Chiaro e semplice. Per questo si fa fatica a capire cosa abbia in mente il ministro Azzolina quando afferma che “in pagella andranno anche le insufficienze”.  Senza contare che, al di là delle dichiarazioni rilasciate durante le interviste, nessun decreto ulteriore e nessuna ordinanza ha chiarito la questione delle valutazioni. Ecco il dubbio dei docenti: come si porta vanti uno scrutinio, visto che è stato ribadito più volte che la valutazione della didattica a distanza deve essere formativa e non deve esprimersi nei voti, ma solo nell’indicazione dei livelli di competenza raggiunti. Se realmente in pagella verranno registrate delle insufficienze,  la scuola sarà travolta da una pioggia di ricorsi,  che  potranno subentrare anche per le altre fasce di valutazione che, nelle terze e quarte classi della secondaria superiore, preludono all’attribuzione del Credito Scolastico, finalizzato a costruire parte del voto di diploma.

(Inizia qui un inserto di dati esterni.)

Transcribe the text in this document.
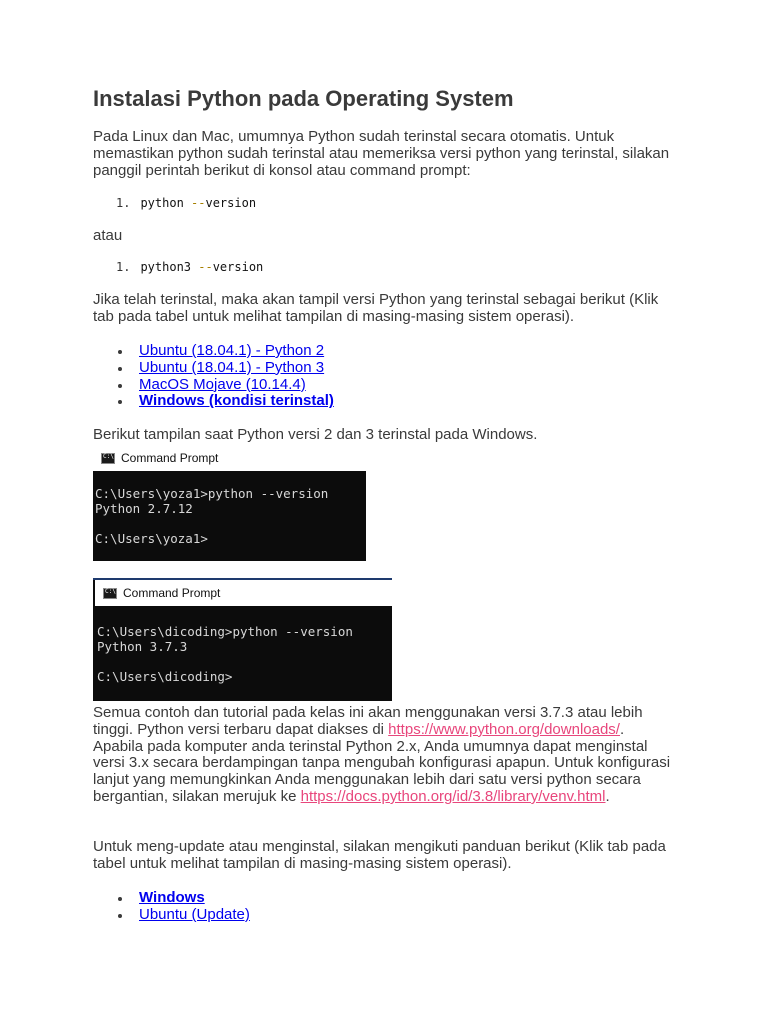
Instalasi Python pada Operating System

Pada Linux dan Mac, umumnya Python sudah terinstal secara otomatis. Untuk memastikan python sudah terinstal atau memeriksa versi python yang terinstal, silakan panggil perintah berikut di konsol atau command prompt:

1. python --version

atau

1. python3 --version

Jika telah terinstal, maka akan tampil versi Python yang terinstal sebagai berikut (Klik tab pada tabel untuk melihat tampilan di masing-masing sistem operasi).

Ubuntu (18.04.1) - Python 2
Ubuntu (18.04.1) - Python 3
MacOS Mojave (10.14.4)
Windows (kondisi terinstal)

Berikut tampilan saat Python versi 2 dan 3 terinstal pada Windows.

C:\
Command Prompt
C:\Users\yoza1>python --version
Python 2.7.12

C:\Users\yoza1>
C:\
Command Prompt
C:\Users\dicoding>python --version
Python 3.7.3

C:\Users\dicoding>

Semua contoh dan tutorial pada kelas ini akan menggunakan versi 3.7.3 atau lebih tinggi. Python versi terbaru dapat diakses di https://www.python.org/downloads/. Apabila pada komputer anda terinstal Python 2.x, Anda umumnya dapat menginstal versi 3.x secara berdampingan tanpa mengubah konfigurasi apapun. Untuk konfigurasi lanjut yang memungkinkan Anda menggunakan lebih dari satu versi python secara bergantian, silakan merujuk ke https://docs.python.org/id/3.8/library/venv.html.

Untuk meng-update atau menginstal, silakan mengikuti panduan berikut (Klik tab pada tabel untuk melihat tampilan di masing-masing sistem operasi).

Windows
Ubuntu (Update)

Questo lo sa ogni insegnante. Strano lo ignori il Ministro. A questo punto, o dal ministero vengono forniti degli strumenti normativi per cui la valutazione finale in voti della didattica a distanza viene ufficialmente riconosciuta – ma, in questo caso, dovrebbero essere indicate e garantite in tutto il territorio nazionale delle prove definite, che non possono prevedere, ad esempio, che un minore stia con una webcam puntata addosso per tutto il tempo necessario al completamento di una verifica -; oppure si ammettono tutti all’anno successivo senza voti, e si rimanda la definizione del credito scolastico, dove necessario, alla fine del primo quadrimestre del prossimo anno, limitandosi, per l’anno in corso, a definire i livelli di competenze ( raggiunti o non raggiunti).